Gradient Generator
Type
Angle
135°Color stops
background: linear-gradient(135deg, #6366f1 0%, #ec4899 100%);
bg-gradient-to-r from-[#6366f1] to-[#ec4899]
Presets
How to use
- Choose gradient type, angle, and color stops, then inspect the live preview before copying CSS output.
- Watch for stop order and percentage spacing because overlapping or unordered stops can create unexpected transitions.
- Verify in your target browser and component container to confirm rendering matches design intent.
FAQ
What is gradient generator used for?
Gradient Generator helps create reusable CSS gradients for UI backgrounds, hero sections, and visual accents.
Is my data uploaded?
No. Processing runs locally in your browser.
Does this tool support Tailwind workflows?

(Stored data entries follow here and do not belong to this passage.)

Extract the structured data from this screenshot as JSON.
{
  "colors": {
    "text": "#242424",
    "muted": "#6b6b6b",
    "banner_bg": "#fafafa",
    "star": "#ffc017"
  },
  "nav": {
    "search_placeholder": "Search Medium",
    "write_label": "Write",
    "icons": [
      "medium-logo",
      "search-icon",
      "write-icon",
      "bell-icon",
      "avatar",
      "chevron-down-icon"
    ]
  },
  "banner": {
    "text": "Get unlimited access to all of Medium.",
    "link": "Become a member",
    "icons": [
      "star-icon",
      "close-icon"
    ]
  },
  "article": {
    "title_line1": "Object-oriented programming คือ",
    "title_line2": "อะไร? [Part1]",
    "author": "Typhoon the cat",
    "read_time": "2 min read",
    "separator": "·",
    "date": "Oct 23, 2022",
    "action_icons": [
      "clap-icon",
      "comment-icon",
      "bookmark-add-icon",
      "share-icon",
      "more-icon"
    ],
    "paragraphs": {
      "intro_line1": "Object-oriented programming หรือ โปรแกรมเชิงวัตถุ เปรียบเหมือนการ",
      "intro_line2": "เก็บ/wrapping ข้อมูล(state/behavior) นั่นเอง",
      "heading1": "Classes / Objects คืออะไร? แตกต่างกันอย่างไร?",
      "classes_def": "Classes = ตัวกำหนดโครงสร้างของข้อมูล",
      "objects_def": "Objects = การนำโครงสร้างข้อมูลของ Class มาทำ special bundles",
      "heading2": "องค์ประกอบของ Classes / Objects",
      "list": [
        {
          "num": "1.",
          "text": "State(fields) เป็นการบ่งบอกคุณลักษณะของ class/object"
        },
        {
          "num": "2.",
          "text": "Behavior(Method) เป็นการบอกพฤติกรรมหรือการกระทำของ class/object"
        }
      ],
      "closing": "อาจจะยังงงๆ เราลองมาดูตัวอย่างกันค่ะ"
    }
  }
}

Yes. It provides gradient output you can copy into CSS or adapt to Tailwind utility syntax.
Introduction
A gradient generator is useful when you need precise color transitions without manually writing long CSS strings. It speeds up experimentation while keeping output ready for direct frontend integration.
What is gradient generator?
Gradient generator is a utility for creating linear-gradient, radial-gradient, and conic-gradient values from visual controls.
Instead of editing code by trial and error, you adjust stops and angles, then copy deterministic output.
This reduces mistakes when multiple designers and developers share the same visual system.
Key Features
Live preview helps you evaluate transition smoothness immediately before copying code.
Editable color stops with position controls make it easier to shape focal points and visual depth.
Generated CSS output can be reused in components, theme tokens, or utility classes without manual cleanup.
Common Use Cases
- Building hero backgrounds for landing pages with controlled direction and color blending.
- Creating brand-aligned button and card accents where a flat color feels too static.
- Generating reusable gradients for design systems so multiple teams use consistent visual tokens.
Best Practices
- Keep stop positions intentional and sorted to avoid abrupt bands in production.
- Test gradients against text overlays to ensure readability remains acceptable.
- Recheck output on mobile screens because subtle transitions can compress differently at smaller sizes.